Bathrooms are a difficult place for transgender people. Harmon said he often tries to avoid public restrooms, unless absolutely necessary. If he does have to use a public restroom, he tries to find a unisex one.
O’Brien and Suppes both use the men’s restroom, unless there is an easily accessible unisex bathroom. Sometimes they get odd looks, but both pass well enough as men for no one to really notice.
Baker uses the women’s restroom, even though there were initially issues with Baker using the women’s bathroom before she legally changed her name and gender identity. Those issues, though addressed, are still pending a final solution. While none interviewed have faced blatant discrimination within a public restroom, some have heard comments and received awkward looks.

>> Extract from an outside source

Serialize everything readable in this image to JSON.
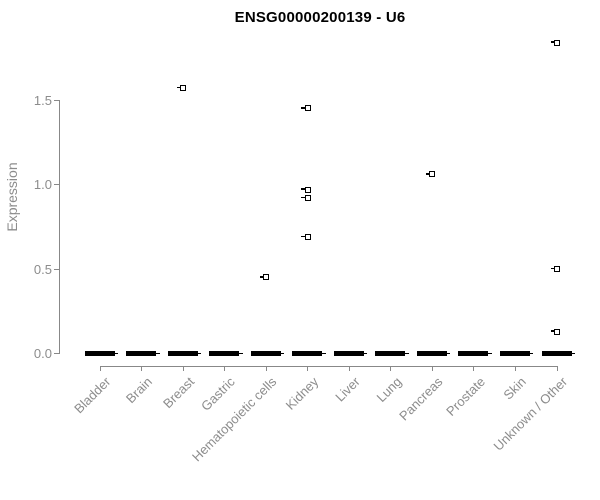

“I’ve heard horror stories of what has happened to some transgender people in public bathrooms,” Harmon said. “I don’t want those things to happen to me. I usually use my own private one-on-one bathroom where I know it’s safe and is locked. Sometimes I’ll try to brave a bathroom in one of the more liberal buildings on campus. But I won’t use one unless it’s a single, locked bathroom.”
Through transitioning from one gender to another, four K-State students have had to learn a completely different set of social norms and customs. With these customs varying from having to now shave their face or having to wear a bra, Harmon, O’Brien, Baker and Suppes all have experienced things they may not have expected at the beginning of their journeys.
Though the customs may have varied for each individual, these students have felt love and loss from their families through all of the changes. But, Suppes said he would like to see more support from the larger community in understanding and supporting the transgender community through all stages of people’s transitions.
“I believe I was born this way,” Suppes said. “It wasn’t a mess up or something that happened. The world needs to change its perception on this community. The [transgender] community needs to be out there and needs to receive support. If there was more support and education and just knowing of someone else out there like you, people wouldn’t have to go through [transitioning] alone.”